Machine Learning
Module outline
Using a combination of lectures and lab work, the module covers bio-inspired machine learning paradigms giving students knowledge of advanced features of various methods at the theoretical and practical levels.
Aims
The module covers computational algorithms for learning from data, data-driven decision making and complex problem solving.

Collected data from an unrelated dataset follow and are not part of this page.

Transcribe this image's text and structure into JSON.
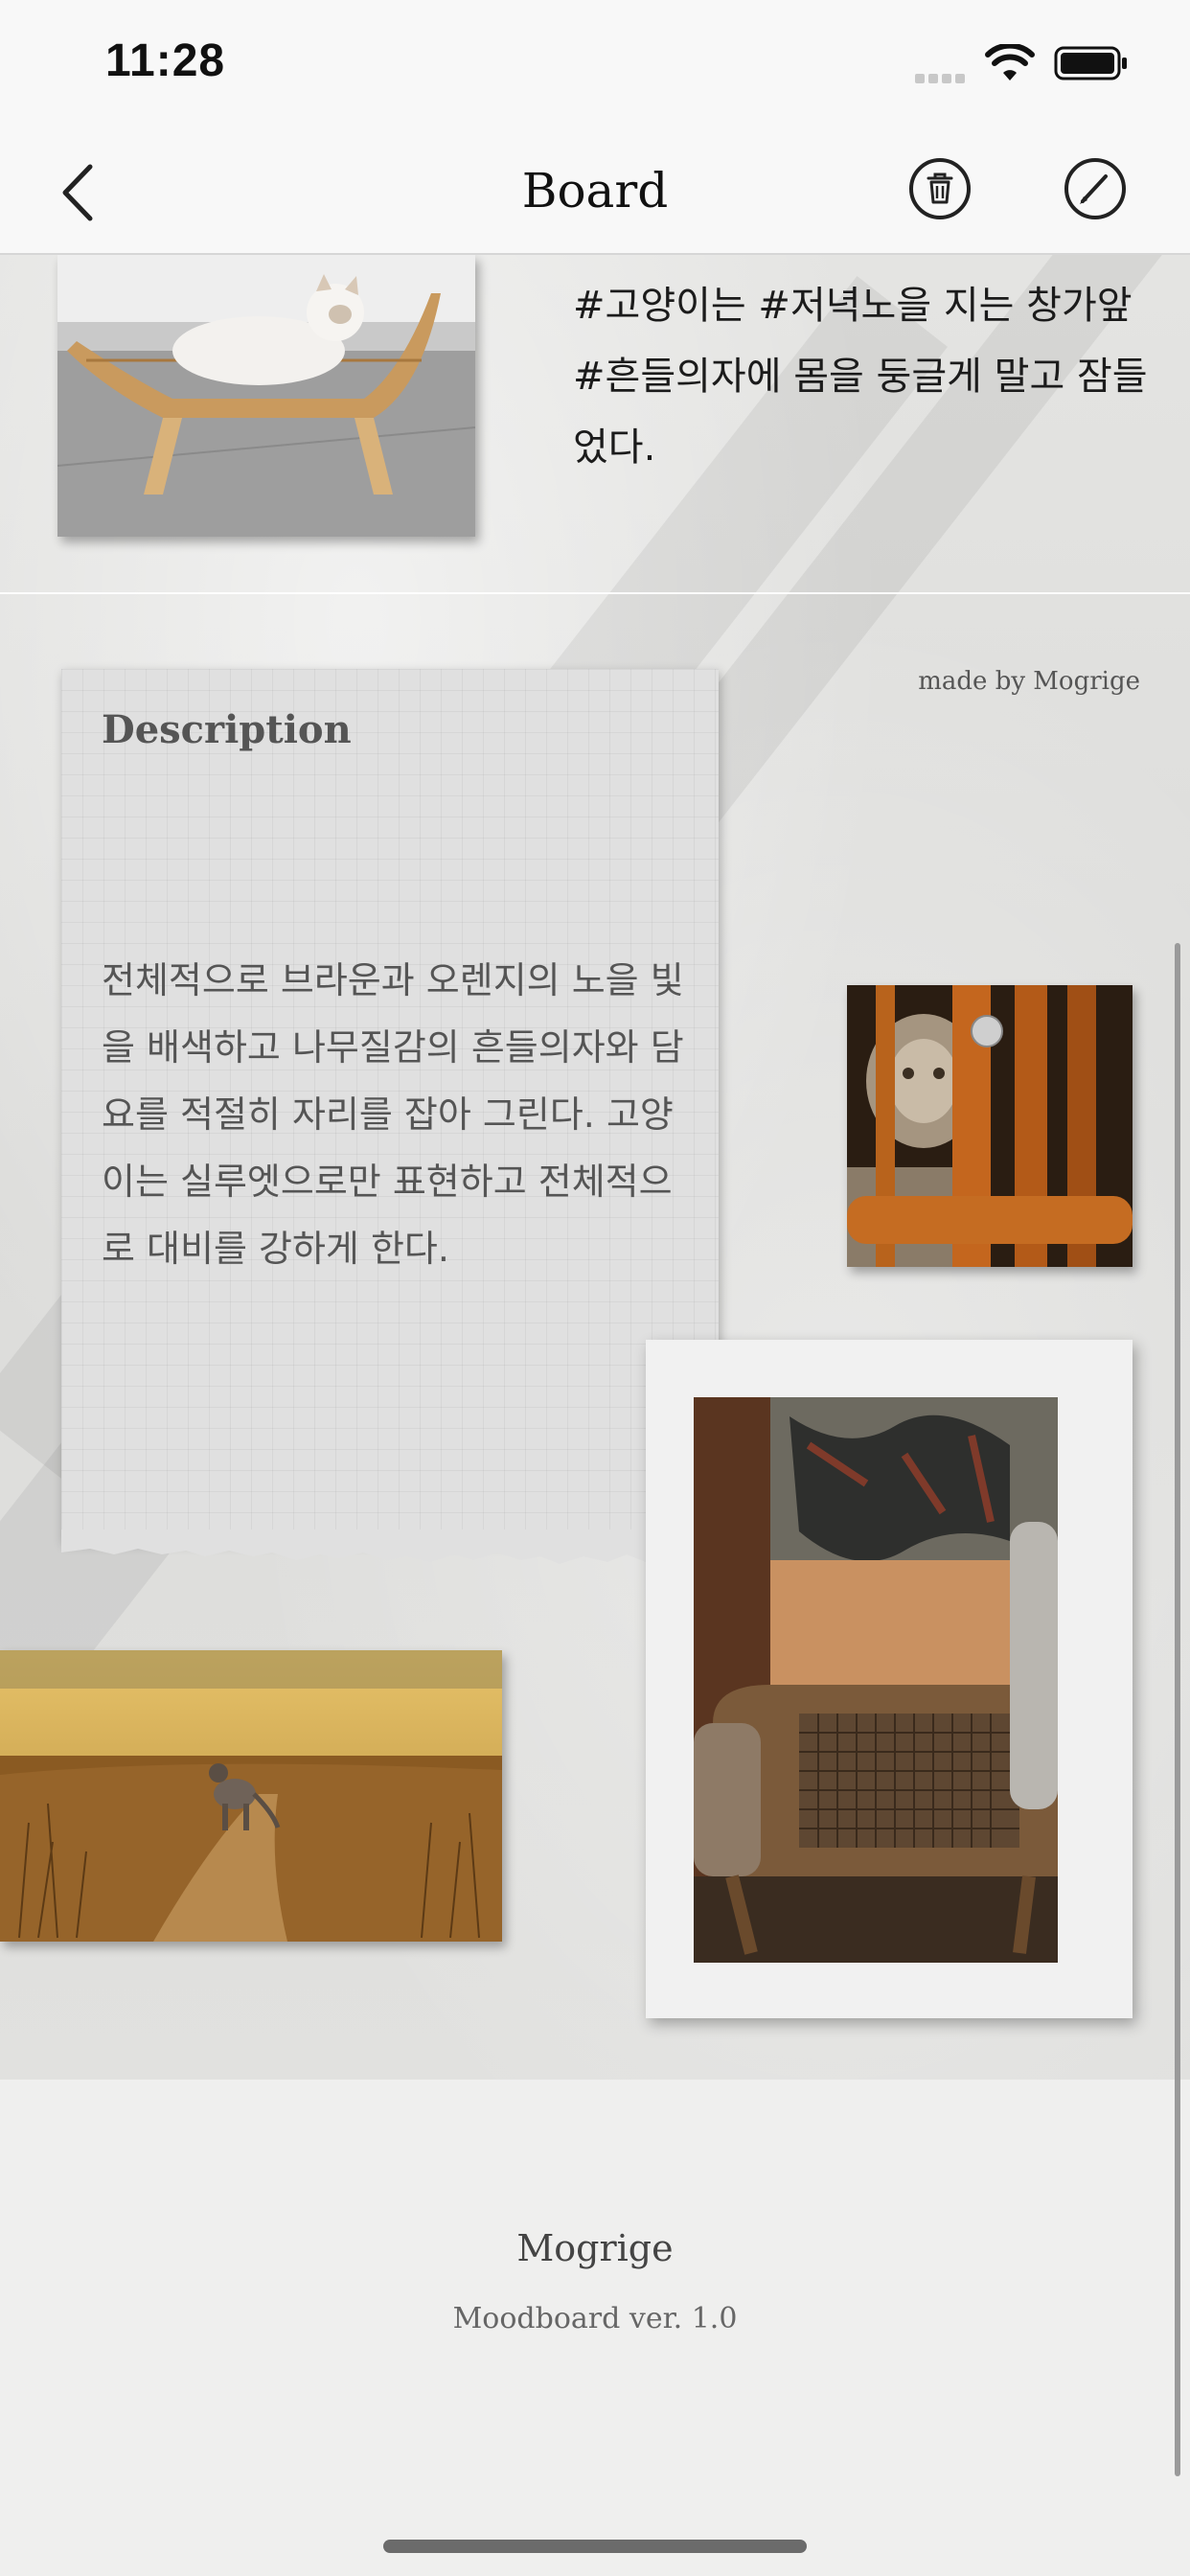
{
  "status_bar": {
    "time": "11:28"
  },
  "nav": {
    "title": "Board"
  },
  "board": {
    "caption": "#고양이는 #저녁노을 지는 창가앞 #흔들의자에 몸을 둥글게 말고 잠들었다.",
    "made_by": "made by Mogrige",
    "description": {
      "title": "Description",
      "body": "전체적으로 브라운과 오렌지의 노을 빛을 배색하고 나무질감의 흔들의자와 담요를 적절히 자리를 잡아 그린다. 고양이는 실루엣으로만 표현하고 전체적으로 대비를 강하게 한다."
    }
  },
  "footer": {
    "app_name": "Mogrige",
    "version": "Moodboard ver. 1.0"
  },
  "colors": {
    "background": "#efefee",
    "nav_bg": "#f8f8f8",
    "text": "#111111"
  },
  "icons": [
    "back-chevron-icon",
    "trash-icon",
    "pencil-icon",
    "wifi-icon",
    "battery-icon"
  ]
}
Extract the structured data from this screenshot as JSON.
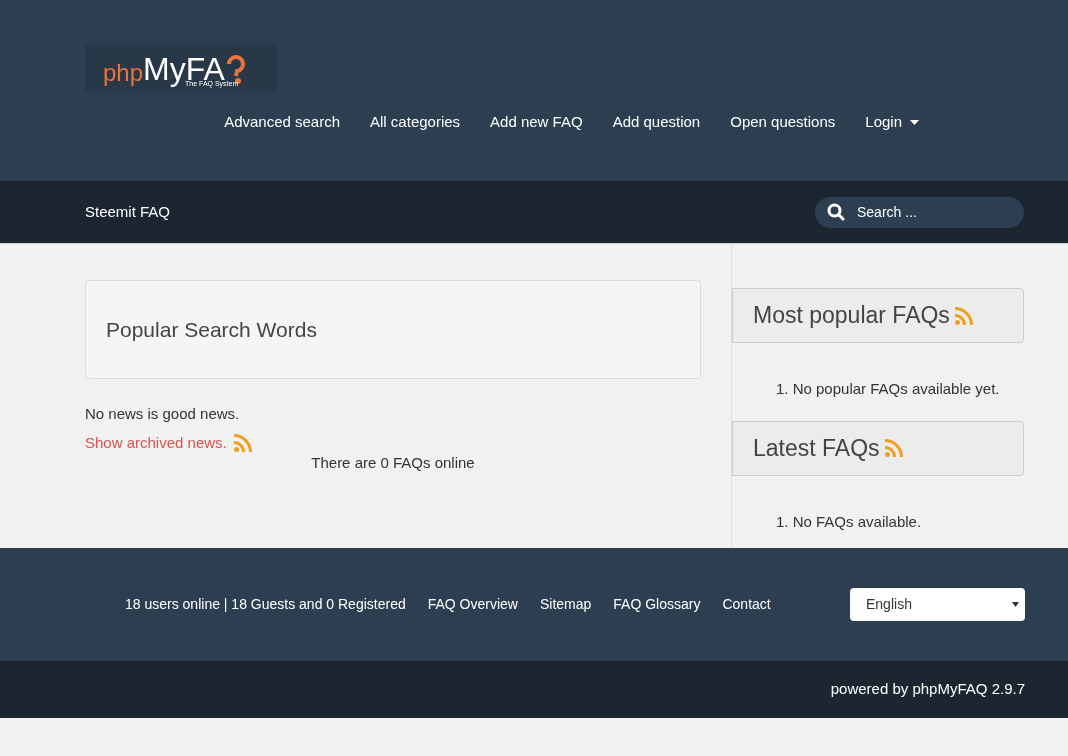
{
  "logo": {
    "prefix": "php",
    "name": "MyFA",
    "tagline": "The FAQ System"
  },
  "nav": [
    {
      "label": "Advanced search"
    },
    {
      "label": "All categories"
    },
    {
      "label": "Add new FAQ"
    },
    {
      "label": "Add question"
    },
    {
      "label": "Open questions"
    },
    {
      "label": "Login",
      "dropdown": true
    }
  ],
  "site_title": "Steemit FAQ",
  "search": {
    "placeholder": "Search ..."
  },
  "main": {
    "panel_title": "Popular Search Words",
    "news": "No news is good news.",
    "archive_link": "Show archived news.",
    "faq_count": "There are 0 FAQs online"
  },
  "sidebar": [
    {
      "title": "Most popular FAQs",
      "items": [
        {
          "number": "1.",
          "text": "No popular FAQs available yet."
        }
      ]
    },
    {
      "title": "Latest FAQs",
      "items": [
        {
          "number": "1.",
          "text": "No FAQs available."
        }
      ]
    }
  ],
  "footer": {
    "online": "18 users online | 18 Guests and 0 Registered",
    "links": [
      "FAQ Overview",
      "Sitemap",
      "FAQ Glossary",
      "Contact"
    ],
    "language": "English"
  },
  "powered_by": "powered by phpMyFAQ 2.9.7"
}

It provides an introduction to machine learning methods, such as neural networks, fuzzy logic, fuzzy clustering, bio-inspired computing, and covers basic concepts of feature selection and generalisation.
Learning Outcomes
- Discuss fundamental aspects of machine learning methods.
- Discus fundamental issues relating to the design and implementation of systems that employ machine learning
- Apply theoretical understanding of machine learning paradigms to solve data modelling, classification and decision making problems, justify the approach adopted and critically evaluate its effectiveness.
- Recognise social, ethical & professional issues and risk involved in the application and use of machine learning methods.
- Demonstrate an advanced level of knowledge of machine learning methods and of the processes involved in their deployment.
- Make a critical analysis of problem requirements relating to the application of machine learning.
- Demonstrate a comprehensive understanding of the principles and practices of machine learning.
Syllabus
-
Learning from data
-
Feature selection and generalisation
-
Supervised and unsupervised learning methods, and clustering as an unsupervised learning problem
-
Fuzzy logic and fuzzy clustering
-
Deep networks:architectures and learning algorithms
-
Natural computing: genetic algorithms, evolutionary algorithms, evolution strategies, swarm intelligence
-
Advanced learning and evolution schemes: ensembles, boosting, hybrid algorithms, neuro-evolution
Prerequisites
No specific module is pre- or co- requisite but knowledge of calculus and linear algebra is essential as the module uses mathematical concepts, such as vector, matrices and their operations, functions and graphs, gradient, derivative. The module also uses trigonometry concepts, statistical concepts and the notion of probability, data structures, first-order and second-order optimisation methods and general algorithmic concepts.
Timetables
Indicative timetables can be found in the handbooks available on programme pages. Personalised teaching timetables for students are available via My Birkbeck.
Coursework
In the coursework students are asked to use any programming language/tool they wish (MATLAB and Python are used in the labs) to solve a practical real world problem.
Assessment
A two-hour written examination (80%)
Mini-project (20%)
Recommended reading
- S. Marsland, Machine Learning: an Algorithmic Perspective, CRC Press.
- M. Negnevitsky, Artificial Intelligence: a Guide to Intelligent Systems, Addison Wesley.
- E. Alpaydin, Introduction to Machine Learning, MIT Press.
-
R. Rojas, Neural Networks-A Systematic Introduction. Available online at: http://page.mi.fu-berlin.de/rojas/neural/
-
S. Theodoridis, K. Koutroumbas, Pattern Recognition, Academic Press.
-
S. Boyd, L. Vandenberghe, Convex Optimization, Cambridge University Press. Available online at: https://web.stanford.edu/~boyd/cvxbook/
-
R. Battiti, First- and Second-Order Methods for Learning: Between Steepest Descent and Newton's Method, Neural Computation 4(2). Available online at: https://www.researchgate.net/publication/2498372_First-_and_Second-Order_Methods_for_Learning_Between_Steepest_Descent_and_Newton's_Method
-
L. Bottou, F.E. Curtis, J. Nocedal, Optimization Methods for Large-Scale Machine Learning. Available online at: https://arxiv.org/pdf/1606.04838.pdf
-
Students will be pointed to papers available online and other Web resources on the subject.